The Blossom Family page 2
The following information about William Blossom and his family was provided by Bessie Edmiston, one of his great-granddaughters. The original author is not known, but the names and dates are taken exactly as written. "William married Nancy Johnson in 1853. We know very little about her, except that census records report her as having been born in Canada. Information about his civil war service is on the white family history page. He was in Florida when the war ended. This is where he met his second wife. It is said that William went home to Ohio, drove a horse and buggy to Florida, got married and brought her back to Ohio. Margaret died in about 1874, and he married his third wife, Matilda "Tillie" Kendel McBride(wife of Ezra McBride)

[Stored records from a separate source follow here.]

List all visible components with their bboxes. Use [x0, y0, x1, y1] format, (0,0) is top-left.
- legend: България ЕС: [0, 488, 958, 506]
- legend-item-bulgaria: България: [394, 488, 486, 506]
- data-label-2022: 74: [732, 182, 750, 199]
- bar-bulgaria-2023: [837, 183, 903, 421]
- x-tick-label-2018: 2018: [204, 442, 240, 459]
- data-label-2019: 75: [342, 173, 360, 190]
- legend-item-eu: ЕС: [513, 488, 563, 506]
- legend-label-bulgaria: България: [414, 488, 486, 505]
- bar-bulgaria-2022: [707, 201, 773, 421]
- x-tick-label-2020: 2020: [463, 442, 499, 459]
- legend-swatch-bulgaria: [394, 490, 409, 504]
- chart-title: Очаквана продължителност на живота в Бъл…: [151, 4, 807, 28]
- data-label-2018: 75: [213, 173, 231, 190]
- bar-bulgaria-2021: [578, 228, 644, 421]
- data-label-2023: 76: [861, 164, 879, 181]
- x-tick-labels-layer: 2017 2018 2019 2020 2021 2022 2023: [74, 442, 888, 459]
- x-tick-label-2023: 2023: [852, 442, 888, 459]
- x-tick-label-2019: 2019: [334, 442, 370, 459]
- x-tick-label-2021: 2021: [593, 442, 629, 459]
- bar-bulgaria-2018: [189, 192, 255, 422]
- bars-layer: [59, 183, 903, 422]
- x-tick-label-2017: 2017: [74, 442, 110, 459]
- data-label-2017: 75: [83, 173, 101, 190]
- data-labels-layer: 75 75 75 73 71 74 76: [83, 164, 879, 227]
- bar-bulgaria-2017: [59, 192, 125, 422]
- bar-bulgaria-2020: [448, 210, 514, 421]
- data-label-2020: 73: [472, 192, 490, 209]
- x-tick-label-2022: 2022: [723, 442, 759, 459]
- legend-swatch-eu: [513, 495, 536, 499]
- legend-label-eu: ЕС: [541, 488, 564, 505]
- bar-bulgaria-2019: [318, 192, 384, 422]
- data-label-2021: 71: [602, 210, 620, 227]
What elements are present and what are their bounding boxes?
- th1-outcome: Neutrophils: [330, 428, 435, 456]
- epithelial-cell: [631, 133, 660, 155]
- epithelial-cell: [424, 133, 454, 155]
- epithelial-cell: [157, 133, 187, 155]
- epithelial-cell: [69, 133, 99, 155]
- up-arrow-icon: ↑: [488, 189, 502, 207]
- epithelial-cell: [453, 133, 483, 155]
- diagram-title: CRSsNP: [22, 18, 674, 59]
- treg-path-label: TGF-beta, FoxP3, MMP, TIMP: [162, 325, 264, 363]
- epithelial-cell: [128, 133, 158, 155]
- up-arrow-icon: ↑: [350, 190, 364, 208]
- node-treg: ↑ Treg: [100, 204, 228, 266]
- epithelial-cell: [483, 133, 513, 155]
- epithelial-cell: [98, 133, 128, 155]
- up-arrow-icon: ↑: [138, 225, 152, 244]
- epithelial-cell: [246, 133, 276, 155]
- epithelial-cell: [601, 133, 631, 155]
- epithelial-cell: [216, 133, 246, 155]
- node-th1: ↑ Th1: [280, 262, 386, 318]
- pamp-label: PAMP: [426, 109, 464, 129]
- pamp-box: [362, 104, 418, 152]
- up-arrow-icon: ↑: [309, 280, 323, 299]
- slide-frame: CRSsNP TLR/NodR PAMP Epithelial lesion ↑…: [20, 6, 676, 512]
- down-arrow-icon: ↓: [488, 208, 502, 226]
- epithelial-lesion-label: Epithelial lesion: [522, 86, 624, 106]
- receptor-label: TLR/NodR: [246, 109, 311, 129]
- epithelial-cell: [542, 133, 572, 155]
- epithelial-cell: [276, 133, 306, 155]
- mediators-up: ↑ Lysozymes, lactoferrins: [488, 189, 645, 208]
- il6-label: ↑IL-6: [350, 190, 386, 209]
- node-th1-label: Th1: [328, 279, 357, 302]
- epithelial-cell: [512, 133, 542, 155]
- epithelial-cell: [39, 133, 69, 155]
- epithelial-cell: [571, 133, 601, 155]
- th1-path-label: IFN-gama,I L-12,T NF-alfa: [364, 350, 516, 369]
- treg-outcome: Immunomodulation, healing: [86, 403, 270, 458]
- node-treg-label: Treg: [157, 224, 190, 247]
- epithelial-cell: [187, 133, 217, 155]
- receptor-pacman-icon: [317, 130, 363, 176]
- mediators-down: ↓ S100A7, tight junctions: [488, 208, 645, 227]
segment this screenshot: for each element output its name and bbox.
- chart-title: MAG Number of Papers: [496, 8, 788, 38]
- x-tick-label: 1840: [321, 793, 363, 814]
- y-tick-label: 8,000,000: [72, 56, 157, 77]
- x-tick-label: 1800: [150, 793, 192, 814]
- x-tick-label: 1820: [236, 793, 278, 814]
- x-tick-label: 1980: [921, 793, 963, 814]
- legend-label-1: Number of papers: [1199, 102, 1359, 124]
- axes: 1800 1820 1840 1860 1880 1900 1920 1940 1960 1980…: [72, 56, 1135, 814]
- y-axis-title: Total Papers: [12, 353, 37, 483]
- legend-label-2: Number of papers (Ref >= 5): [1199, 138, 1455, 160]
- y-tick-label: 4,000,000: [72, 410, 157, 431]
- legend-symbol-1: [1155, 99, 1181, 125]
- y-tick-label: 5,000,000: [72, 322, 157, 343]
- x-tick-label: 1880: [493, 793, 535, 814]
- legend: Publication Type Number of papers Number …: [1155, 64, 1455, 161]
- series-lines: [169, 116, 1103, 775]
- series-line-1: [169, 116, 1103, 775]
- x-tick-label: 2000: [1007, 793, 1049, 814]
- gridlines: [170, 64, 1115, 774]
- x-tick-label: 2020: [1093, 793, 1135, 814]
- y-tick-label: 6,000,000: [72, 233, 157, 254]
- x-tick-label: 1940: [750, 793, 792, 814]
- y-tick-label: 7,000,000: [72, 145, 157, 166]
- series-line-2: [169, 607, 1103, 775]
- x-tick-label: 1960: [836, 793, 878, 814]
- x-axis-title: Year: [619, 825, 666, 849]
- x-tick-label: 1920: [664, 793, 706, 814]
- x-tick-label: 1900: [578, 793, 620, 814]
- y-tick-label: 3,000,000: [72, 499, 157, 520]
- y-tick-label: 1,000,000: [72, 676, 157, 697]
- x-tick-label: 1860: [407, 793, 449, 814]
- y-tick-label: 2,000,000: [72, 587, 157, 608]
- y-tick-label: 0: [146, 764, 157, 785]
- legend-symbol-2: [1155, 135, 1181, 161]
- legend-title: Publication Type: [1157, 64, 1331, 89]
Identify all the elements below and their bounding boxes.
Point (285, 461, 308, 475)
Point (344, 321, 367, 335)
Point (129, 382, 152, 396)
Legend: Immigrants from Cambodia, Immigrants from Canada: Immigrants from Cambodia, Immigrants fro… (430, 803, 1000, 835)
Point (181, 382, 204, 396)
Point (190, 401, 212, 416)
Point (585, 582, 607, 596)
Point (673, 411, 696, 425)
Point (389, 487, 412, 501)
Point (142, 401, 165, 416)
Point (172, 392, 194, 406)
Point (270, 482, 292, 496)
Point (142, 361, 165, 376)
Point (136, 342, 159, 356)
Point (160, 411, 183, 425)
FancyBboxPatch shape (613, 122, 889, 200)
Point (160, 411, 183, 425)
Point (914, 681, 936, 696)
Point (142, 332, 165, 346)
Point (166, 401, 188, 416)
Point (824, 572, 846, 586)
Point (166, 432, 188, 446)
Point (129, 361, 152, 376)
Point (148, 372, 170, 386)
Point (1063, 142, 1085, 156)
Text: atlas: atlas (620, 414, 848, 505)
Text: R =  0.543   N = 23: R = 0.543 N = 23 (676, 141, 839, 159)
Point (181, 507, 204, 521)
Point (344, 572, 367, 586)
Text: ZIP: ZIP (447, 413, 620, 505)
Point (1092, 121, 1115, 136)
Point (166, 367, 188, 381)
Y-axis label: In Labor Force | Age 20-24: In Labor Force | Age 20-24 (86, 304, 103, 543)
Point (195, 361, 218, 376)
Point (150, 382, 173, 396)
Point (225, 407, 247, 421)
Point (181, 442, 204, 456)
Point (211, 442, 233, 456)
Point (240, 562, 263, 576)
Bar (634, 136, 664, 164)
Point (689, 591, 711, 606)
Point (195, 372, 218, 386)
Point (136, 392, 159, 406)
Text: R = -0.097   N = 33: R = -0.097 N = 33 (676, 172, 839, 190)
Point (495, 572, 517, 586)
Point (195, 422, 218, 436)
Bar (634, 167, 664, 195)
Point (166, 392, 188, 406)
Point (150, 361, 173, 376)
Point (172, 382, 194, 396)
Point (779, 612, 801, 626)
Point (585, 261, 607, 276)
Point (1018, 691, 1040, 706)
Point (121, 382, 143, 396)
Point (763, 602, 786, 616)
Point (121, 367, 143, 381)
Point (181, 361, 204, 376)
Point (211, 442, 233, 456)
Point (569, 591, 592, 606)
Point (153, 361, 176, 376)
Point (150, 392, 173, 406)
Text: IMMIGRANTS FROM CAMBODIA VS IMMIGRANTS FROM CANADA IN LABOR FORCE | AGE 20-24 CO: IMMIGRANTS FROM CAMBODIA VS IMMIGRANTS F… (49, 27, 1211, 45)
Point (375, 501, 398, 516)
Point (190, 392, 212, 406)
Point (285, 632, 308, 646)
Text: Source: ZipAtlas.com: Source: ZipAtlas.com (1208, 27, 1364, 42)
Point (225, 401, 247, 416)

William Blossom Jr. was born in 1858 and lived in the area of West Elkton, Ohio. On May 12, 1878, he married Clara May Stubbs. Shortly after they moved to Kansas where they joined Clara's sister, Adaline Stanley and her husband, Daniel, and his father, Thomas, who ran a mission for the Osage Indians before Kansas was a state or territory. They stayed at the Stanley Mission, located near present day Dunlap until they found land to farm. William and Clara were quiet people and farmed all their lives. They were well read and hard working citizens. A month or two after the Oklahoma land rush, William and a neighbor took a team and wagon over the prairie into the central Oklahoma area which had been newly settled to see if they could run across a bargain. They found much land for sale or trade, but none appeared to be any better than what they already had, so they made no attempt to acquire any. On one occasion, a settler was so anxious to leave the territory, he offered his 160 acre claim in return for the shotgun William carried with him in the wagon to shoot prairie chickens. After four of his children had settled on their homesteads in northern Minnesota, he and Clara rented their farm in Kansas and went north themselves just to see how the kids were doing. They sold outright after the First World War, when prices were high and returned to their farm in Kansas.
Gladys Marie Blossom was the 10th child of Clara and William and married Victor Otto White on April 14th, 1915 and Victor's brother John, near Americus, Kansas.